Growing up, Terry never aspired to be the CEO of the company. As a teenager, he genuinely believed he would be playing linebacker or guard for the Green Bay Packers. During the 1960s the Packers apparently encouraged high schools to send tapes of their outstanding players, on the off chance that there was a rare talent among them. While at the Salisbury School, McGraw was one of the four players identified on the film the Connecticut boarding school sent to the Packers. "We were really feeling good," he said. "But the Packers rated us as being three years behind the average entering freshman. I can't tell you how deflating that was."

His first foray into the family business did not go well either. One summer during college, before he headed off to be a camp counselor, he decided he wanted to see what it would be like to be a salesman at McGraw-Hill. He spent three weeks working for the top salesman at the company and came up with the idea of asking travel agents to sell a foreign-language translation product that McGraw-Hill produced. The veteran McGraw-Hill salesman told McGraw the product would not sell well in the travel agencies, but McGraw insisted anyway. "I went, 'Charlie, you're the best. I think it'll work,'" McGraw remembers. "He said, 'Fine, okay. Let's put together a list of all the travel agencies in New York City on this one. We'll put together this kit, and good luck.' About 21/2 weeks later, guess what? Doesn't work. So I'm back to being camp counselor."

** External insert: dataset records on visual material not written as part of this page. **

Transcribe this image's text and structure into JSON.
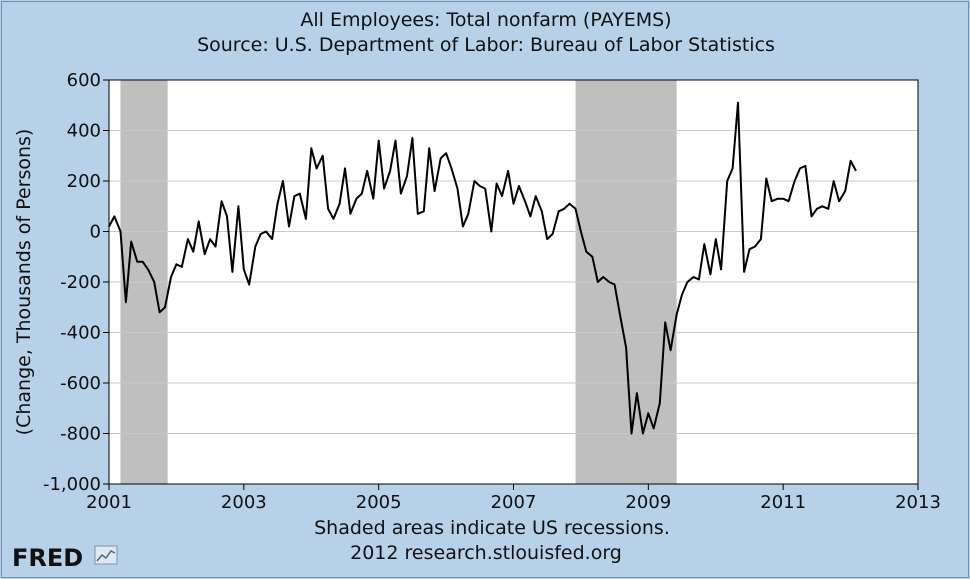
{
  "chart_data": {
    "type": "line",
    "title": "All Employees: Total nonfarm (PAYEMS)",
    "subtitle": "Source: U.S. Department of Labor: Bureau of Labor Statistics",
    "ylabel": "(Change, Thousands of Persons)",
    "xlabel": "Shaded areas indicate US recessions.",
    "footer": "2012 research.stlouisfed.org",
    "logo_text": "FRED",
    "xlim": [
      2001.0,
      2013.0
    ],
    "ylim": [
      -1000,
      600
    ],
    "x_ticks": [
      2001,
      2003,
      2005,
      2007,
      2009,
      2011,
      2013
    ],
    "x_tick_labels": [
      "2001",
      "2003",
      "2005",
      "2007",
      "2009",
      "2011",
      "2013"
    ],
    "y_ticks": [
      -1000,
      -800,
      -600,
      -400,
      -200,
      0,
      200,
      400,
      600
    ],
    "y_tick_labels": [
      "-1,000",
      "-800",
      "-600",
      "-400",
      "-200",
      "0",
      "200",
      "400",
      "600"
    ],
    "grid": true,
    "recessions": [
      [
        2001.17,
        2001.87
      ],
      [
        2007.92,
        2009.42
      ]
    ],
    "series": [
      {
        "color": "#000000",
        "x": [
          2001.0,
          2001.08,
          2001.17,
          2001.25,
          2001.33,
          2001.42,
          2001.5,
          2001.58,
          2001.67,
          2001.75,
          2001.83,
          2001.92,
          2002.0,
          2002.08,
          2002.17,
          2002.25,
          2002.33,
          2002.42,
          2002.5,
          2002.58,
          2002.67,
          2002.75,
          2002.83,
          2002.92,
          2003.0,
          2003.08,
          2003.17,
          2003.25,
          2003.33,
          2003.42,
          2003.5,
          2003.58,
          2003.67,
          2003.75,
          2003.83,
          2003.92,
          2004.0,
          2004.08,
          2004.17,
          2004.25,
          2004.33,
          2004.42,
          2004.5,
          2004.58,
          2004.67,
          2004.75,
          2004.83,
          2004.92,
          2005.0,
          2005.08,
          2005.17,
          2005.25,
          2005.33,
          2005.42,
          2005.5,
          2005.58,
          2005.67,
          2005.75,
          2005.83,
          2005.92,
          2006.0,
          2006.08,
          2006.17,
          2006.25,
          2006.33,
          2006.42,
          2006.5,
          2006.58,
          2006.67,
          2006.75,
          2006.83,
          2006.92,
          2007.0,
          2007.08,
          2007.17,
          2007.25,
          2007.33,
          2007.42,
          2007.5,
          2007.58,
          2007.67,
          2007.75,
          2007.83,
          2007.92,
          2008.0,
          2008.08,
          2008.17,
          2008.25,
          2008.33,
          2008.42,
          2008.5,
          2008.58,
          2008.67,
          2008.75,
          2008.83,
          2008.92,
          2009.0,
          2009.08,
          2009.17,
          2009.25,
          2009.33,
          2009.42,
          2009.5,
          2009.58,
          2009.67,
          2009.75,
          2009.83,
          2009.92,
          2010.0,
          2010.08,
          2010.17,
          2010.25,
          2010.33,
          2010.42,
          2010.5,
          2010.58,
          2010.67,
          2010.75,
          2010.83,
          2010.92,
          2011.0,
          2011.08,
          2011.17,
          2011.25,
          2011.33,
          2011.42,
          2011.5,
          2011.58,
          2011.67,
          2011.75,
          2011.83,
          2011.92,
          2012.0,
          2012.08
        ],
        "y": [
          20,
          60,
          0,
          -280,
          -40,
          -120,
          -120,
          -150,
          -200,
          -320,
          -300,
          -180,
          -130,
          -140,
          -30,
          -80,
          40,
          -90,
          -30,
          -60,
          120,
          60,
          -160,
          100,
          -150,
          -210,
          -60,
          -10,
          0,
          -30,
          110,
          200,
          20,
          140,
          150,
          50,
          330,
          250,
          300,
          90,
          50,
          110,
          250,
          70,
          130,
          150,
          240,
          130,
          360,
          170,
          240,
          360,
          150,
          220,
          370,
          70,
          80,
          330,
          160,
          290,
          310,
          250,
          170,
          20,
          70,
          200,
          180,
          170,
          0,
          190,
          140,
          240,
          110,
          180,
          120,
          60,
          140,
          80,
          -30,
          -10,
          80,
          90,
          110,
          90,
          0,
          -80,
          -100,
          -200,
          -180,
          -200,
          -210,
          -330,
          -460,
          -800,
          -640,
          -800,
          -720,
          -780,
          -680,
          -360,
          -470,
          -330,
          -250,
          -200,
          -180,
          -190,
          -50,
          -170,
          -30,
          -150,
          200,
          250,
          510,
          -160,
          -70,
          -60,
          -30,
          210,
          120,
          130,
          130,
          120,
          200,
          250,
          260,
          60,
          90,
          100,
          90,
          200,
          120,
          160,
          280,
          240
        ]
      }
    ]
  }
}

After graduating from Tufts and getting an MBA at Wharton, McGraw went to work at GTE (a telephone company that is now part of Verizon), revamping its pension plans. His career path changed when American Express (AXP, Fortune 500), led by James D. Robinson III, launched a $34-a-share, $830 million hostile takeover of -McGraw-Hill. The year was 1979, and Terry took a three-month leave of absence to help his father, Harold McGraw Jr. (then CEO), fend off the takeover.

American Express's offer represented a 30% premium to McGraw-Hill's prevailing stock price at the time. American Express raised its offer to $40 per share a few weeks later. But from the start, the McGraws by and large viewed the American Express offer as an unwelcome act of corporate aggression, especially since Roger H. Morley, the president of American Express, was on McGraw-Hill's board of directors. Charges of corporate espionage, betrayal, and immorality were flung far and wide as McGraw-Hill hunkered down to fight American Express. "This was a violation of the worst order," Terry McGraw says of the way that a McGraw-Hill director encouraged his boss at American Express to launch the hostile bid.

McGraw-Hill repeatedly rejected the American Express offers, and it won. This style of takeover defense came to be known as Scorched Earth, and the McGraws were one of the early adopters of the tactic at a time when the rules on the M&A battlefield were changing rapidly. The term of art, Scorched Earth, describes the willingness of shareholders and management to do whatever it takes to fend off a hostile takeover. It meant accusing American Express of being an inappropriate steward of the First Amendment issues supposedly so near and dear to McGraw-Hill.

"The conclusion obviously was," McGraw explained, as if back in the moment, speaking directly to James Robinson, "If McGraw-Hill were to sell itself, you wouldn't be the one we would sell to. We don't care for your approach, and we'll fight you." The defense worked, and American Express slunk away empty-handed. A year later McGraw left GTE for good and came to McGraw-Hill. His father retired as president and CEO in 1983 and was replaced by longtime McGraw-Hill executive Joseph Dionne - a neighbor of the elder McGraw's in New Canaan - who ran the company for the next 15 years. In 1998 the board selected Terry McGraw as CEO. His younger brother Robert left the company not long after that. (Robert is now the chief executive officer of Averdale International, an investment and consulting company.)